Gordhan: Ratings decision is a good start to improving SA's economy
Pravin Gordhan says while there’s a lot to be done to grow the economy, SA is moving in the right direction.
JOHANNESBURG - Finance Minister Pravin Gordhan says the decision by Standard & Poor's Global to keep South Africa's rating unchanged is a good start to improving the country's growth, and to continue implementing reform programs.
The ratings agency's decision to keep the country at triple B-minus, with a negative outlook, avoiding junk status, is a huge relief for the country.
Gordhan says while there's a lot to be done to grow the economy, the country is moving in the right direction.
"All of us benefit from increased growth, increased confidence, increased investments and institutions both in the private sector and in the public sector working well towards a common welfare of all South Africans."
While the rating agency noted the drought structural constraints and low manufacturing outputs as concerning factors, its recognised steps taken by government to stimulate economic growth.
S&P Associate Director Gardner Rusike also highlighted the threat that political turmoil poses for the economy, but has praised Eskom for its improvements in delivering electricity.
"We believe that there are steps that are being taken by the government, so it is an issue of saying whether the steps will be taken in full; in terms of implementation and also whether they help to achieve the desired outcome, which is to improve the rating."
Economists have welcome the decision, saying it acknowledges the hard work of the finance minister, Treasury, business and unions to keep the country from falling into junk status.
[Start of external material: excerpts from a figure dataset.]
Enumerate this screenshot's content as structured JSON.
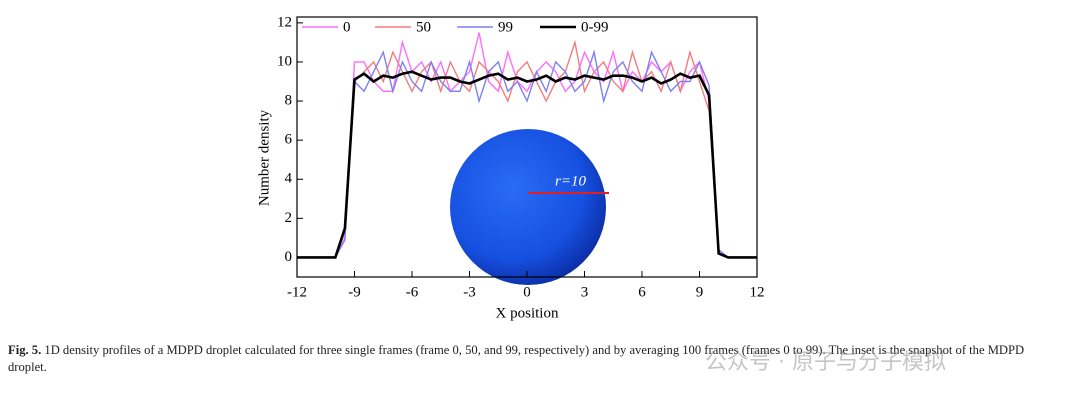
{
  "chart_data": {
    "type": "line",
    "x": [
      -12,
      -11.5,
      -11,
      -10.5,
      -10,
      -9.5,
      -9,
      -8.5,
      -8,
      -7.5,
      -7,
      -6.5,
      -6,
      -5.5,
      -5,
      -4.5,
      -4,
      -3.5,
      -3,
      -2.5,
      -2,
      -1.5,
      -1,
      -0.5,
      0,
      0.5,
      1,
      1.5,
      2,
      2.5,
      3,
      3.5,
      4,
      4.5,
      5,
      5.5,
      6,
      6.5,
      7,
      7.5,
      8,
      8.5,
      9,
      9.5,
      10,
      10.5,
      11,
      11.5,
      12
    ],
    "series": [
      {
        "name": "0",
        "color": "#ff6cff",
        "values": [
          0,
          0,
          0,
          0,
          0,
          1.0,
          10.0,
          10.0,
          9.0,
          8.5,
          8.5,
          11.0,
          9.5,
          10.0,
          9.0,
          10.0,
          8.5,
          9.0,
          9.5,
          11.5,
          9.0,
          8.5,
          10.5,
          9.0,
          8.5,
          9.5,
          10.0,
          9.5,
          8.5,
          9.0,
          10.5,
          9.5,
          9.0,
          10.5,
          8.5,
          9.5,
          9.0,
          10.0,
          9.5,
          10.0,
          8.5,
          9.5,
          10.0,
          8.0,
          0.3,
          0,
          0,
          0,
          0
        ]
      },
      {
        "name": "50",
        "color": "#f07d7d",
        "values": [
          0,
          0,
          0,
          0,
          0,
          1.3,
          9.0,
          9.5,
          10.0,
          9.0,
          10.5,
          9.5,
          8.5,
          9.5,
          10.0,
          8.5,
          10.0,
          9.0,
          8.5,
          10.0,
          9.5,
          9.0,
          8.0,
          9.5,
          10.0,
          9.0,
          8.0,
          9.0,
          9.5,
          11.0,
          8.5,
          9.5,
          10.0,
          9.0,
          8.5,
          10.5,
          9.0,
          9.5,
          8.5,
          10.0,
          8.5,
          10.5,
          9.0,
          7.5,
          0.2,
          0,
          0,
          0,
          0
        ]
      },
      {
        "name": "99",
        "color": "#7f7ff2",
        "values": [
          0,
          0,
          0,
          0,
          0,
          0.9,
          9.0,
          8.5,
          9.5,
          10.5,
          8.5,
          10.0,
          9.0,
          8.5,
          10.0,
          9.0,
          8.5,
          8.5,
          10.0,
          8.0,
          9.5,
          10.0,
          8.5,
          9.0,
          8.0,
          9.5,
          8.5,
          10.0,
          9.5,
          8.5,
          9.0,
          10.5,
          8.0,
          9.5,
          10.0,
          9.0,
          8.5,
          10.5,
          9.5,
          8.5,
          9.0,
          9.0,
          10.0,
          8.8,
          0.4,
          0,
          0,
          0,
          0
        ]
      },
      {
        "name": "0-99",
        "color": "#000000",
        "values": [
          0,
          0,
          0,
          0,
          0,
          1.5,
          9.1,
          9.4,
          9.0,
          9.3,
          9.2,
          9.4,
          9.5,
          9.3,
          9.1,
          9.2,
          9.2,
          9.0,
          8.9,
          9.1,
          9.3,
          9.4,
          9.1,
          9.2,
          9.0,
          9.1,
          9.3,
          9.0,
          9.2,
          9.1,
          9.3,
          9.2,
          9.1,
          9.3,
          9.3,
          9.2,
          9.0,
          9.2,
          8.9,
          9.1,
          9.4,
          9.2,
          9.3,
          8.3,
          0.2,
          0,
          0,
          0,
          0
        ]
      }
    ],
    "xlim": [
      -12,
      12
    ],
    "ylim": [
      -1,
      12.3
    ],
    "xticks": [
      -12,
      -9,
      -6,
      -3,
      0,
      3,
      6,
      9,
      12
    ],
    "yticks": [
      0,
      2,
      4,
      6,
      8,
      10,
      12
    ],
    "xlabel": "X position",
    "ylabel": "Number density",
    "annotation": "r=10"
  },
  "caption": {
    "label": "Fig. 5.",
    "text": "1D density profiles of a MDPD droplet calculated for three single frames (frame 0, 50, and 99, respectively) and by averaging 100 frames (frames 0 to 99). The inset is the snapshot of the MDPD droplet."
  },
  "watermark": "公众号 · 原子与分子模拟"
}
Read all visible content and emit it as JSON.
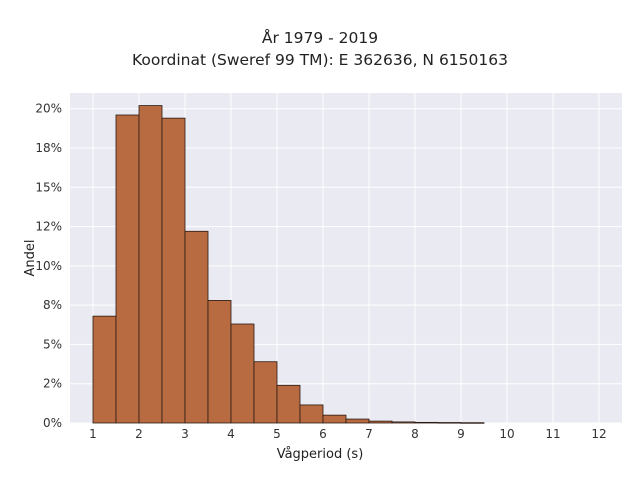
{
  "chart_data": {
    "type": "bar",
    "title": "År 1979 - 2019",
    "subtitle": "Koordinat (Sweref 99 TM): E 362636, N 6150163",
    "xlabel": "Vågperiod (s)",
    "ylabel": "Andel",
    "xlim": [
      0.5,
      12.5
    ],
    "ylim": [
      0,
      21
    ],
    "x_ticks": [
      1,
      2,
      3,
      4,
      5,
      6,
      7,
      8,
      9,
      10,
      11,
      12
    ],
    "x_tick_labels": [
      "1",
      "2",
      "3",
      "4",
      "5",
      "6",
      "7",
      "8",
      "9",
      "10",
      "11",
      "12"
    ],
    "y_ticks": [
      0,
      2.5,
      5,
      7.5,
      10,
      12.5,
      15,
      17.5,
      20
    ],
    "y_tick_labels": [
      "0%",
      "2%",
      "5%",
      "8%",
      "10%",
      "12%",
      "15%",
      "18%",
      "20%"
    ],
    "bin_width": 0.5,
    "bins": [
      {
        "start": 1.0,
        "value": 6.8
      },
      {
        "start": 1.5,
        "value": 19.6
      },
      {
        "start": 2.0,
        "value": 20.2
      },
      {
        "start": 2.5,
        "value": 19.4
      },
      {
        "start": 3.0,
        "value": 12.2
      },
      {
        "start": 3.5,
        "value": 7.8
      },
      {
        "start": 4.0,
        "value": 6.3
      },
      {
        "start": 4.5,
        "value": 3.9
      },
      {
        "start": 5.0,
        "value": 2.4
      },
      {
        "start": 5.5,
        "value": 1.15
      },
      {
        "start": 6.0,
        "value": 0.5
      },
      {
        "start": 6.5,
        "value": 0.25
      },
      {
        "start": 7.0,
        "value": 0.12
      },
      {
        "start": 7.5,
        "value": 0.07
      },
      {
        "start": 8.0,
        "value": 0.04
      },
      {
        "start": 8.5,
        "value": 0.03
      },
      {
        "start": 9.0,
        "value": 0.02
      }
    ],
    "grid": true,
    "colors": {
      "plot_background": "#eaeaf2",
      "bar_fill": "#b86a40",
      "bar_edge": "#2a1a12",
      "grid": "#ffffff"
    }
  }
}
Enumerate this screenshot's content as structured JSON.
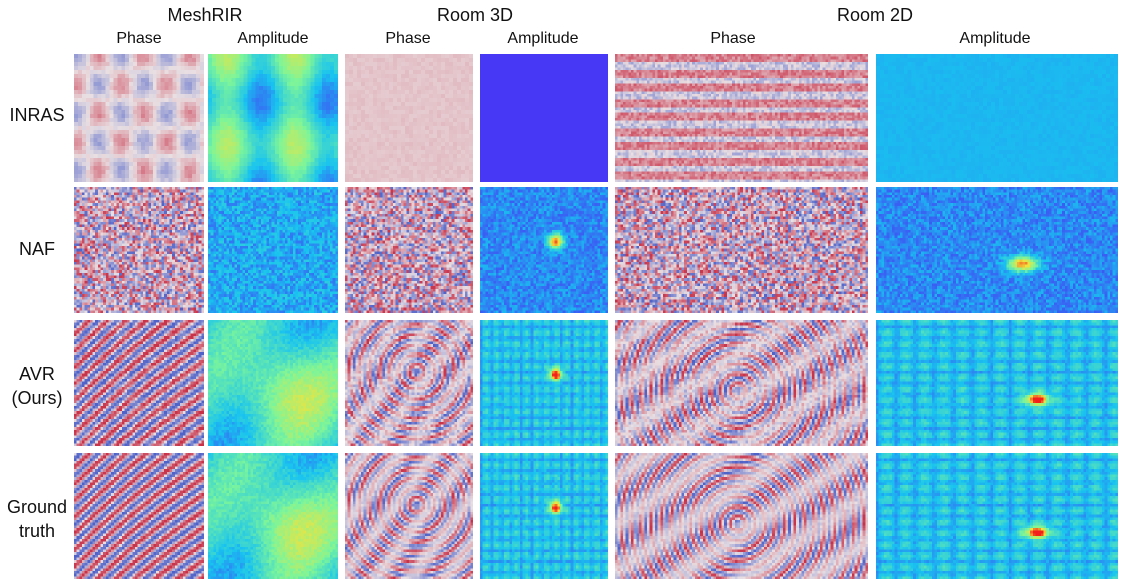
{
  "figure": {
    "groups": [
      {
        "title": "MeshRIR",
        "columns": [
          "Phase",
          "Amplitude"
        ]
      },
      {
        "title": "Room 3D",
        "columns": [
          "Phase",
          "Amplitude"
        ]
      },
      {
        "title": "Room 2D",
        "columns": [
          "Phase",
          "Amplitude"
        ]
      }
    ],
    "rows": [
      {
        "label_lines": [
          "INRAS"
        ]
      },
      {
        "label_lines": [
          "NAF"
        ]
      },
      {
        "label_lines": [
          "AVR",
          "(Ours)"
        ]
      },
      {
        "label_lines": [
          "Ground",
          "truth"
        ]
      }
    ],
    "colormaps": {
      "phase": [
        "#c8334a",
        "#e9dfe2",
        "#4f62c8"
      ],
      "amplitude": [
        "#4b2cf5",
        "#18c3f0",
        "#7cf59a",
        "#f3e33a",
        "#f21f1a"
      ]
    }
  }
}
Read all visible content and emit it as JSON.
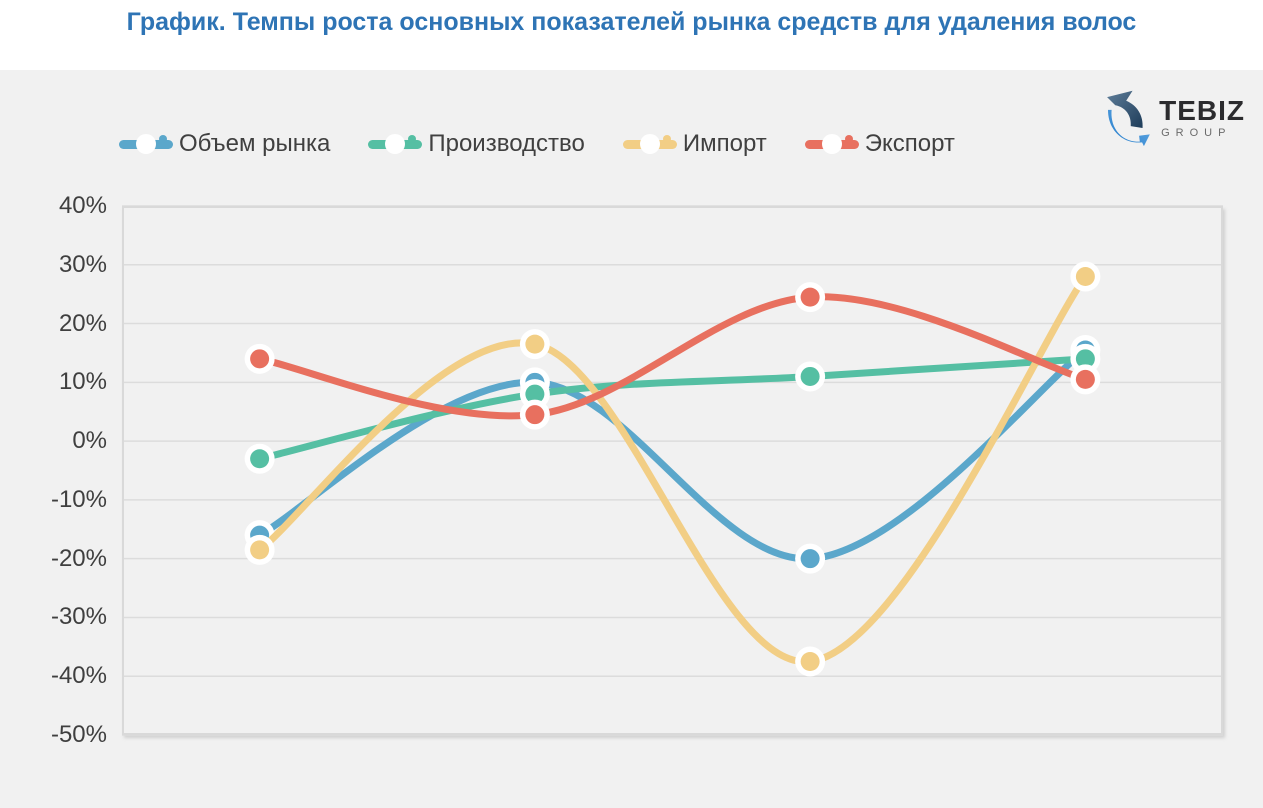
{
  "page_title": "График. Темпы роста основных показателей рынка средств для удаления волос",
  "logo": {
    "name": "TEBIZ",
    "group": "GROUP"
  },
  "colors": {
    "title": "#2E74B5",
    "panel_bg": "#F1F1F1",
    "grid_line": "#DCDCDC",
    "plot_border": "#D9D9D9",
    "text": "#404040"
  },
  "chart_data": {
    "type": "line",
    "title": "График. Темпы роста основных показателей рынка средств для удаления волос",
    "line_style": "smooth",
    "marker": "circle-with-white-ring",
    "grid": true,
    "legend_position": "top",
    "x_labels": [
      "",
      "",
      "",
      ""
    ],
    "xlabel": "",
    "ylabel": "",
    "ylim": [
      -50,
      40
    ],
    "y_tick_step": 10,
    "y_tick_labels": [
      "40%",
      "30%",
      "20%",
      "10%",
      "0%",
      "-10%",
      "-20%",
      "-30%",
      "-40%",
      "-50%"
    ],
    "series": [
      {
        "name": "Объем рынка",
        "color": "#5BA7CB",
        "values": [
          -16,
          10,
          -20,
          15.5
        ]
      },
      {
        "name": "Производство",
        "color": "#55BFA3",
        "values": [
          -3,
          8,
          11,
          14
        ]
      },
      {
        "name": "Импорт",
        "color": "#F2CE85",
        "values": [
          -18.5,
          16.5,
          -37.5,
          28
        ]
      },
      {
        "name": "Экспорт",
        "color": "#E8705F",
        "values": [
          14,
          4.5,
          24.5,
          10.5
        ]
      }
    ]
  }
}
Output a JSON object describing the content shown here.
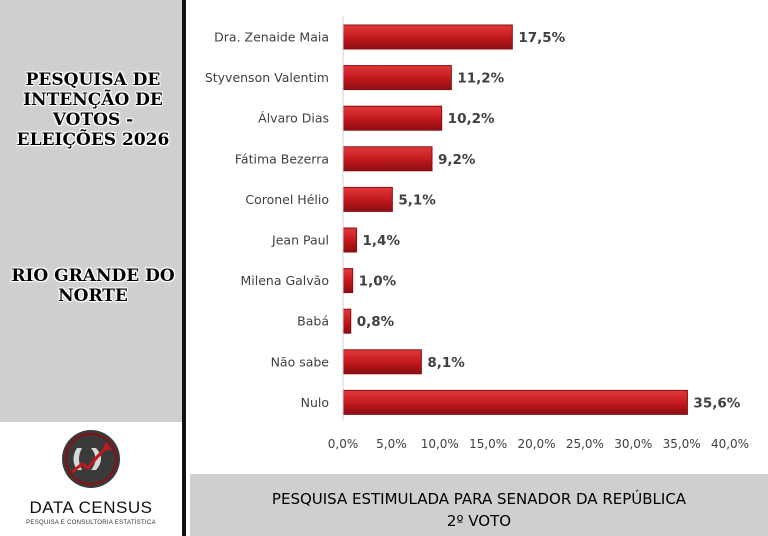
{
  "sidebar": {
    "title": "PESQUISA DE INTENÇÃO DE VOTOS - ELEIÇÕES 2026",
    "region": "RIO GRANDE DO NORTE"
  },
  "logo": {
    "name": "DATA CENSUS",
    "tagline": "PESQUISA E CONSULTORIA ESTATÍSTICA"
  },
  "footer": {
    "line1": "PESQUISA ESTIMULADA PARA SENADOR DA REPÚBLICA",
    "line2": "2º VOTO"
  },
  "colors": {
    "bar": "#c0181c",
    "bar_dark": "#8a0e12",
    "label_text": "#404040",
    "sidebar_bg": "#cfcfcf"
  },
  "chart_data": {
    "type": "bar",
    "orientation": "horizontal",
    "categories": [
      "Dra. Zenaide Maia",
      "Styvenson Valentim",
      "Álvaro Dias",
      "Fátima Bezerra",
      "Coronel Hélio",
      "Jean Paul",
      "Milena Galvão",
      "Babá",
      "Não sabe",
      "Nulo"
    ],
    "values": [
      17.5,
      11.2,
      10.2,
      9.2,
      5.1,
      1.4,
      1.0,
      0.8,
      8.1,
      35.6
    ],
    "value_labels": [
      "17,5%",
      "11,2%",
      "10,2%",
      "9,2%",
      "5,1%",
      "1,4%",
      "1,0%",
      "0,8%",
      "8,1%",
      "35,6%"
    ],
    "xlim": [
      0,
      40
    ],
    "x_ticks": [
      0,
      5,
      10,
      15,
      20,
      25,
      30,
      35,
      40
    ],
    "x_tick_labels": [
      "0,0%",
      "5,0%",
      "10,0%",
      "15,0%",
      "20,0%",
      "25,0%",
      "30,0%",
      "35,0%",
      "40,0%"
    ],
    "grid": false,
    "legend": "none"
  }
}
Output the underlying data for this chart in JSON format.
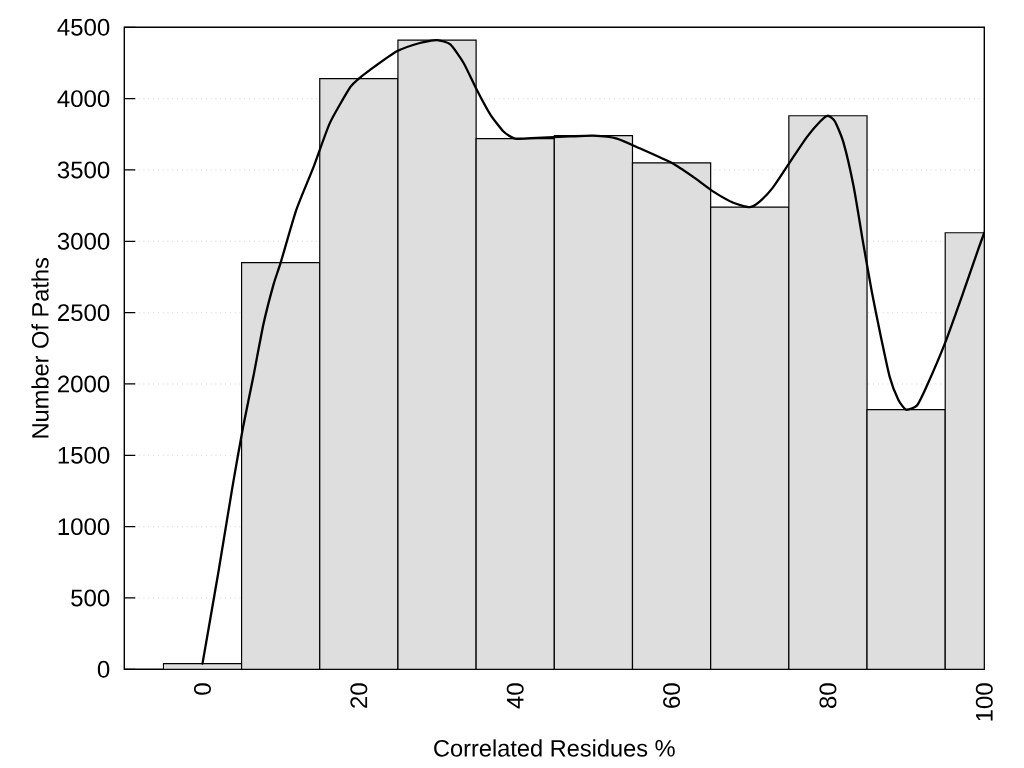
{
  "chart_data": {
    "type": "histogram",
    "xlabel": "Correlated Residues %",
    "ylabel": "Number Of Paths",
    "bins": [
      -5,
      5,
      15,
      25,
      35,
      45,
      55,
      65,
      75,
      85,
      95,
      100
    ],
    "values": [
      40,
      2850,
      4140,
      4410,
      3720,
      3740,
      3550,
      3240,
      3880,
      1820,
      3060
    ],
    "color": "#dedede",
    "xlim": [
      -10,
      100
    ],
    "ylim": [
      0,
      4500
    ],
    "xticks": [
      0,
      20,
      40,
      60,
      80,
      100
    ],
    "yticks": [
      0,
      500,
      1000,
      1500,
      2000,
      2500,
      3000,
      3500,
      4000,
      4500
    ],
    "grid": "y",
    "series": [
      {
        "type": "line",
        "color": "#000000",
        "line_style": "solid",
        "x": [
          0,
          2,
          3.9,
          5.2,
          6.5,
          7.8,
          9.1,
          10,
          12,
          14.2,
          16.3,
          18.9,
          20,
          21.4,
          24.8,
          27.8,
          30,
          31.7,
          33.4,
          35.1,
          36.8,
          38.5,
          40,
          42.8,
          47,
          50,
          53,
          56,
          60,
          62.8,
          65.3,
          67.9,
          70,
          71.3,
          73,
          75.2,
          77.3,
          79,
          80,
          80.9,
          82,
          83.3,
          84.5,
          85.6,
          86.7,
          87.9,
          89,
          90,
          91.4,
          92.6,
          95,
          97.3,
          99.2,
          100
        ],
        "values": [
          40,
          670,
          1300,
          1700,
          2050,
          2420,
          2700,
          2850,
          3220,
          3520,
          3830,
          4080,
          4140,
          4200,
          4330,
          4390,
          4410,
          4380,
          4250,
          4060,
          3890,
          3770,
          3720,
          3725,
          3735,
          3740,
          3720,
          3650,
          3550,
          3450,
          3350,
          3270,
          3240,
          3280,
          3380,
          3560,
          3730,
          3840,
          3880,
          3840,
          3690,
          3380,
          2990,
          2650,
          2350,
          2050,
          1890,
          1820,
          1850,
          1980,
          2290,
          2640,
          2940,
          3060
        ]
      }
    ]
  }
}
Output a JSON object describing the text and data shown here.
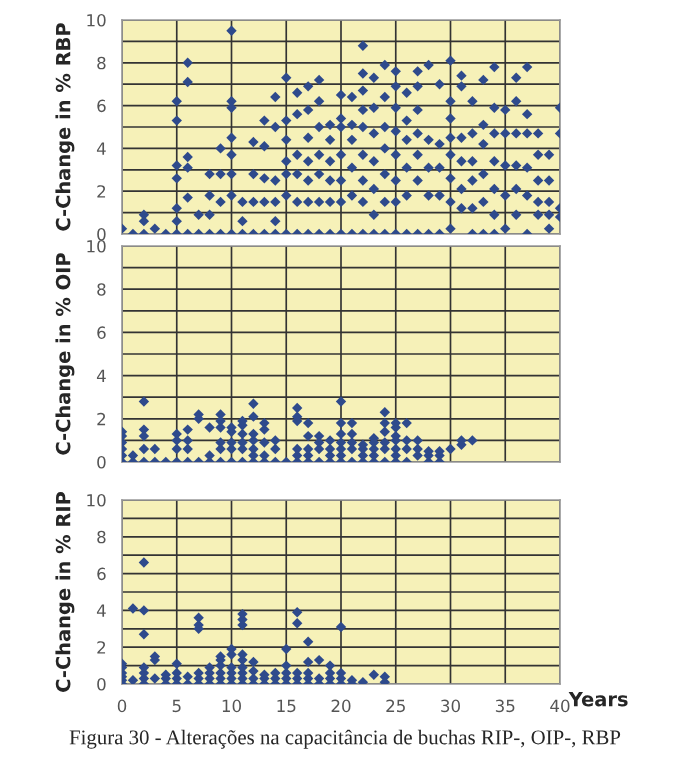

Chief economist at investment solutions Lesiba Mothatha says, "It was widely expected; the olive branch that has been extended by S&P is welcome. I think it gives thumbs up to the efforts that are being put by the National Treasury and finance minister, while we have issues in the country I think they are fixable."
IT'S NOT ALL GOOD NEWS
Meanwhile, S&P Global has cited the consequences of low GDP growth, as a major concern.
It says poor growth could eventually weaken government's social contract with business and labour.
The ratings agency has revised down growth assumptions to 0.6 percent for this year, from the 1.6 percent forecast last December.
It also says lower oil prices, a weaker exchange rate and higher electricity prices have increased inflationary pressures.
But it says energy sector improvements will likely reduce some of the economic bottlenecks.
In response, the Treasury says it has been warned that the rating could be downgraded later this year if policy measures do not turn the economy around.
It however does welcome the decision by S&P global to keep the rating unchanged.